Nearly 14,000 graduates have gone through Saint Viator High School since it opened in 1961, but only one class claims the right of being first.
The class of 1965 call themselves the “Charter Class” and they gathered this weekend for their 50th reunion.
“The day we started freshman year, was the day the school opened,” says Mark Condon, who helped plan their reunion. “We were the first class to go all four years at the school.”
Members of the planning committee gathered before the festivities began, and they reminisced about the first few days of their freshman year, when they met their new teachers and administrators, most of whom were Viatorian priests and brothers.
They fondly recalled Fr. Paul Gilgallon, who started the school’s chorus, before demonstrating field goals to the football team and throwing batting practice for the baseball team — all while wearing his cassock.
During their senior year, class members dedicated their yearbook to their class moderator, Fr.

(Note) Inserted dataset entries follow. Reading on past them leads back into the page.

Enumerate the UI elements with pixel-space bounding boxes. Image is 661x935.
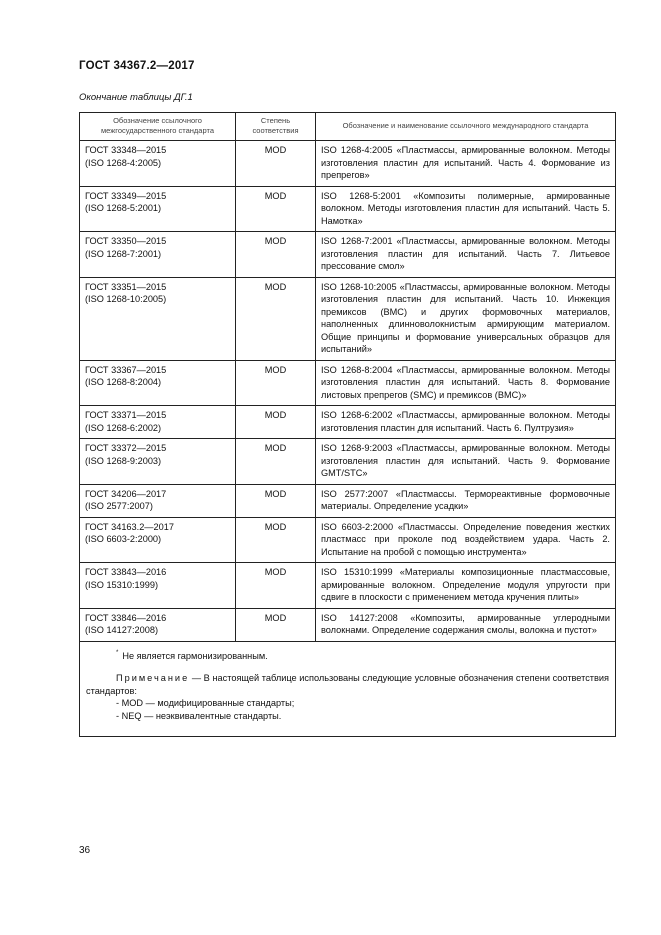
footnote-mark: * [116, 649, 119, 656]
table-row [80, 608, 616, 641]
interstate-standard-cell [80, 563, 236, 609]
interstate-standard-cell [80, 277, 236, 360]
interstate-standard-cell [80, 439, 236, 485]
standard-designation-line: (ISO 1268-6:2002) [85, 422, 162, 433]
standard-designation-line: ГОСТ 33372—2015 [85, 443, 167, 453]
international-standard-cell: ISO 15310:1999 «Материалы композиционные пластмассовые, армированные волокном. Определение модуля упругости при сдвиге в плоскости с применением метода кручения плиты» [316, 563, 616, 609]
interstate-standard-cell [80, 141, 236, 187]
table-row [80, 141, 616, 187]
degree-cell: MOD [236, 517, 316, 563]
international-standard-cell: ISO 1268-10:2005 «Пластмассы, армированные волокном. Методы изготовления пластин для испытаний. Часть 10. Инжекция премиксов (BMC) и других формовочных материалов, наполненных длинноволокнистым армирующим материалом. Общие принципы и формование универсальных образцов для испытаний» [316, 277, 616, 360]
table-caption: Окончание таблицы ДГ.1 [79, 92, 193, 103]
standard-designation-line: (ISO 6603-2:2000) [85, 534, 162, 544]
standard-designation-line: ГОСТ 33349—2015 [85, 190, 167, 201]
standard-designation-line: (ISO 15310:1999) [85, 579, 159, 590]
standard-designation-line: ГОСТ 34163.2—2017 [85, 521, 174, 532]
table-header-row [80, 113, 616, 141]
standard-designation-line: (ISO 1268-5:2001) [85, 203, 162, 213]
footnote [86, 648, 609, 663]
international-standard-cell: ISO 1268-6:2002 «Пластмассы, армированные волокном. Методы изготовления пластин для испытаний. Часть 6. Пултрузия» [316, 406, 616, 439]
reference-standards-table [79, 112, 616, 737]
standard-designation-line: (ISO 14127:2008) [85, 625, 159, 635]
standard-designation-line: ГОСТ 33371—2015 [85, 410, 167, 420]
standard-designation-line: (ISO 1268-10:2005) [85, 294, 167, 304]
interstate-standard-cell [80, 360, 236, 406]
degree-cell: MOD [236, 608, 316, 641]
standard-designation-line: ГОСТ 33348—2015 [85, 145, 167, 155]
table-row [80, 517, 616, 563]
note-label: Примечание [116, 673, 190, 684]
note-item-mod: - MOD — модифицированные стандарты; [116, 698, 295, 709]
table-row [80, 360, 616, 406]
table-row [80, 277, 616, 360]
interstate-standard-cell [80, 232, 236, 278]
table-row [80, 563, 616, 609]
page-number: 36 [79, 845, 91, 856]
standard-designation-line: (ISO 1268-9:2003) [85, 455, 162, 466]
international-standard-cell: ISO 2577:2007 «Пластмассы. Термореактивные формовочные материалы. Определение усадки» [316, 484, 616, 517]
standard-designation-line: (ISO 2577:2007) [85, 501, 153, 511]
degree-cell: MOD [236, 406, 316, 439]
standard-designation-line: ГОСТ 33843—2016 [85, 567, 167, 577]
international-standard-cell: ISO 6603-2:2000 «Пластмассы. Определение поведения жестких пластмасс при проколе под воздействием удара. Часть 2. Испытание на пробой с помощью инструмента» [316, 517, 616, 563]
note-paragraph [86, 672, 609, 697]
degree-cell: MOD [236, 141, 316, 187]
interstate-standard-cell [80, 517, 236, 563]
table-row [80, 439, 616, 485]
table-row [80, 484, 616, 517]
international-standard-cell: ISO 1268-7:2001 «Пластмассы, армированные волокном. Методы изготовления пластин для испытаний. Часть 7. Литьевое прессование смол» [316, 232, 616, 278]
degree-cell: MOD [236, 186, 316, 232]
degree-cell: MOD [236, 277, 316, 360]
table-row [80, 406, 616, 439]
international-standard-cell: ISO 1268-4:2005 «Пластмассы, армированные волокном. Методы изготовления пластин для испытаний. Часть 4. Формование из препрегов» [316, 141, 616, 187]
document-code: ГОСТ 34367.2—2017 [79, 60, 195, 72]
standard-designation-line: ГОСТ 33350—2015 [85, 236, 167, 246]
interstate-standard-cell [80, 186, 236, 232]
standard-designation-line: ГОСТ 33351—2015 [85, 281, 167, 292]
international-standard-cell: ISO 1268-8:2004 «Пластмассы, армированные волокном. Методы изготовления пластин для испытаний. Часть 8. Формование листовых препрегов (SMC) и премиксов (BMC)» [316, 360, 616, 406]
column-header-interstate-standard: Обозначение ссылочного межгосударственного стандарта [80, 113, 236, 141]
international-standard-cell: ISO 1268-5:2001 «Композиты полимерные, армированные волокном. Методы изготовления пластин для испытаний. Часть 5. Намотка» [316, 186, 616, 232]
interstate-standard-cell [80, 484, 236, 517]
standard-designation-line: (ISO 1268-7:2001) [85, 248, 162, 259]
column-header-degree: Степень соответствия [236, 113, 316, 141]
standard-designation-line: ГОСТ 33367—2015 [85, 364, 167, 375]
international-standard-cell: ISO 1268-9:2003 «Пластмассы, армированные волокном. Методы изготовления пластин для испытаний. Часть 9. Формование GMT/STC» [316, 439, 616, 485]
notes-cell [80, 641, 616, 737]
column-header-international-standard: Обозначение и наименование ссылочного международного стандарта [316, 113, 616, 141]
notes-row [80, 641, 616, 737]
standard-designation-line: (ISO 1268-8:2004) [85, 377, 162, 387]
note-item-neq: - NEQ — неэквивалентные стандарты. [116, 710, 282, 721]
table-row [80, 232, 616, 278]
table-row [80, 186, 616, 232]
standard-designation-line: ГОСТ 34206—2017 [85, 488, 167, 499]
footnote-text: Не является гармонизированным. [122, 650, 268, 661]
interstate-standard-cell [80, 608, 236, 641]
international-standard-cell: ISO 14127:2008 «Композиты, армированные углеродными волокнами. Определение содержания смолы, волокна и пустот» [316, 608, 616, 641]
standard-designation-line: (ISO 1268-4:2005) [85, 157, 162, 168]
note-text: — В настоящей таблице использованы следующие условные обозначения степени соответствия стандартов: [86, 673, 609, 696]
degree-cell: MOD [236, 439, 316, 485]
degree-cell: MOD [236, 232, 316, 278]
interstate-standard-cell [80, 406, 236, 439]
degree-cell: MOD [236, 360, 316, 406]
degree-cell: MOD [236, 484, 316, 517]
degree-cell: MOD [236, 563, 316, 609]
standard-designation-line: ГОСТ 33846—2016 [85, 612, 167, 623]
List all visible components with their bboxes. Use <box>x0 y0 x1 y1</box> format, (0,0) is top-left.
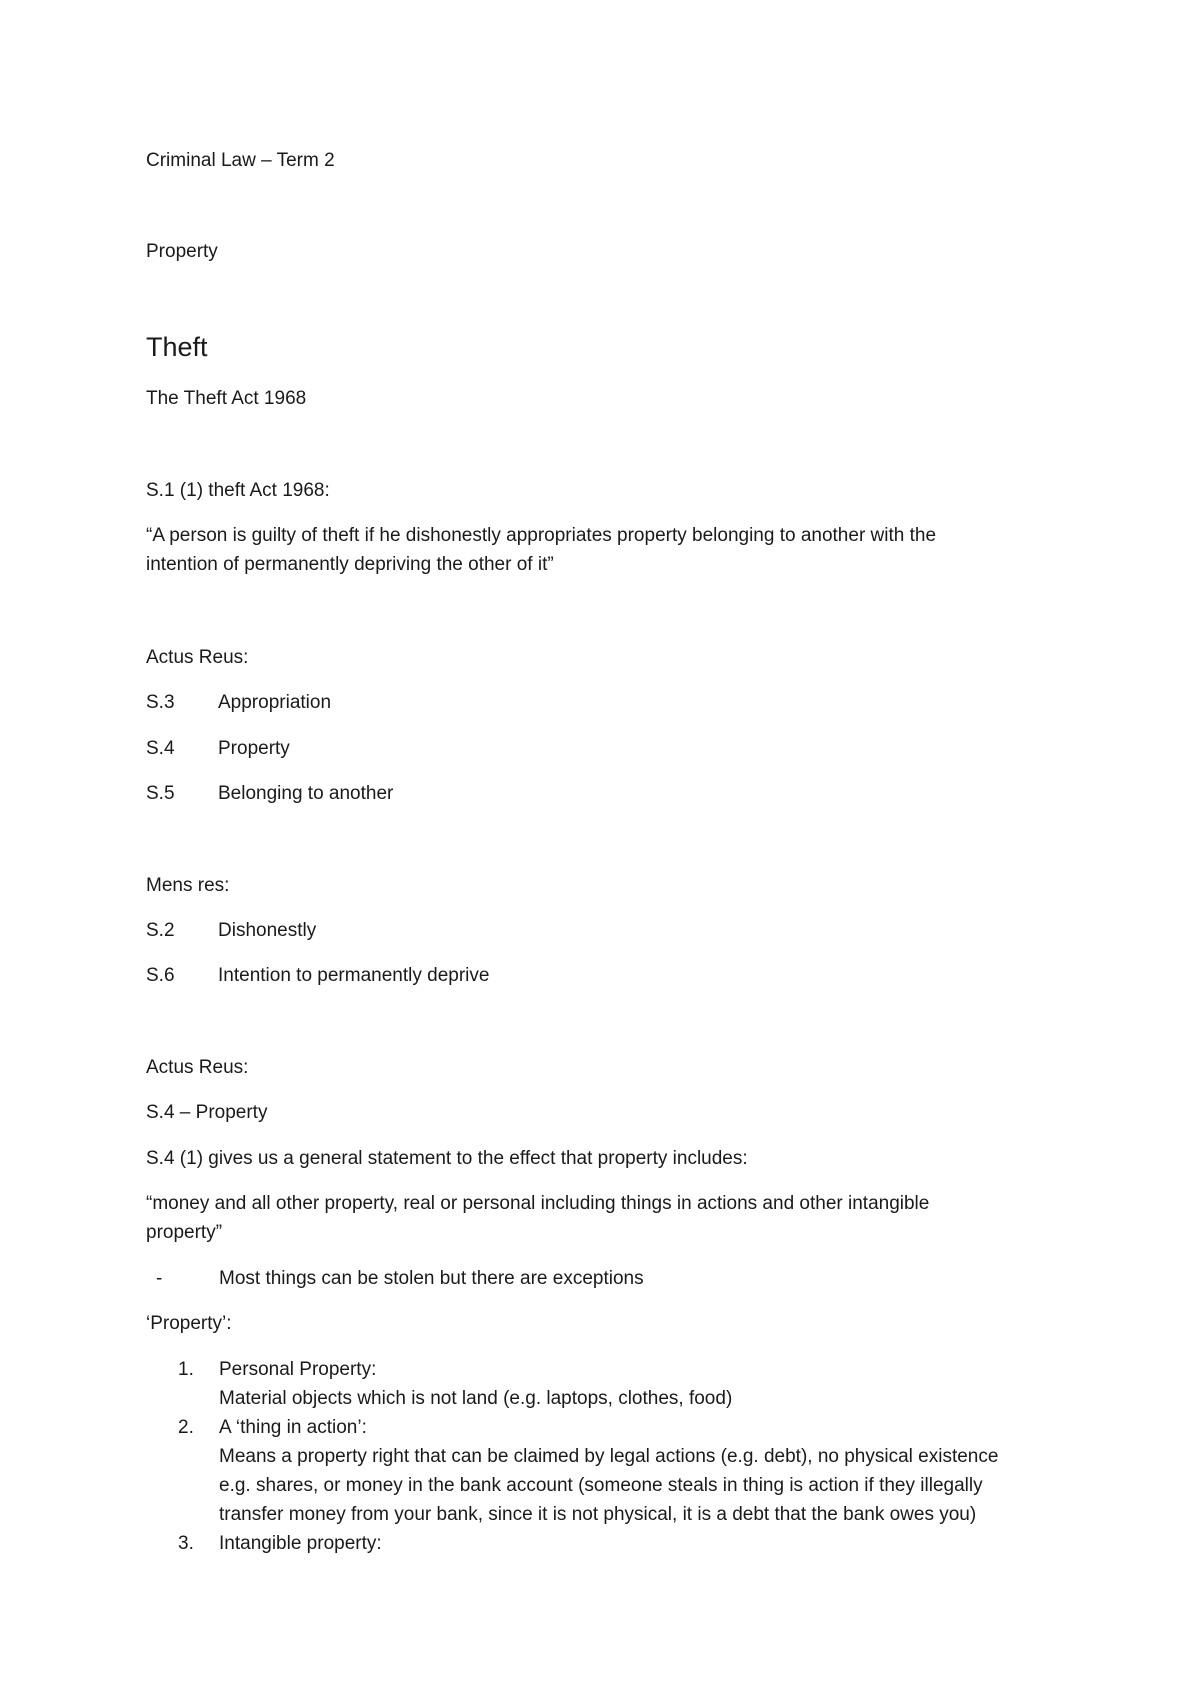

Daniel Mirabelli, CSV, who had started the Pride Club, which is now the Ambassadors’ Club, and had instilled in them a sense of school spirit.
“The reality is, we had great Viatorian mentors,” says Dick Helmer.
Larry Seick was a cheerleader on the school’s all-male squad, and he led the planning committee in singing the fight song, in advance of their formal, reunion dinner.
“The significance of our class didn’t dawn on us until we got older,” Seick said, “but as upperclassmen, we began to realize that we were Viator’s own. We would always be the first class.”
Joe Grant served as president of the student body during his senior year, and he says members of the Student Council realized they were establishing traditions, when they started the school newspaper, the yearbook, the first homecoming dance and senior prom.
“It kind of occurred to us as we were leaving,” Grant said, “that we had started something, that we had left a legacy.
“The fun of it is, to see what stuck,” Grant added, “to see what we started that has helped to build the school into the great institution it is today.”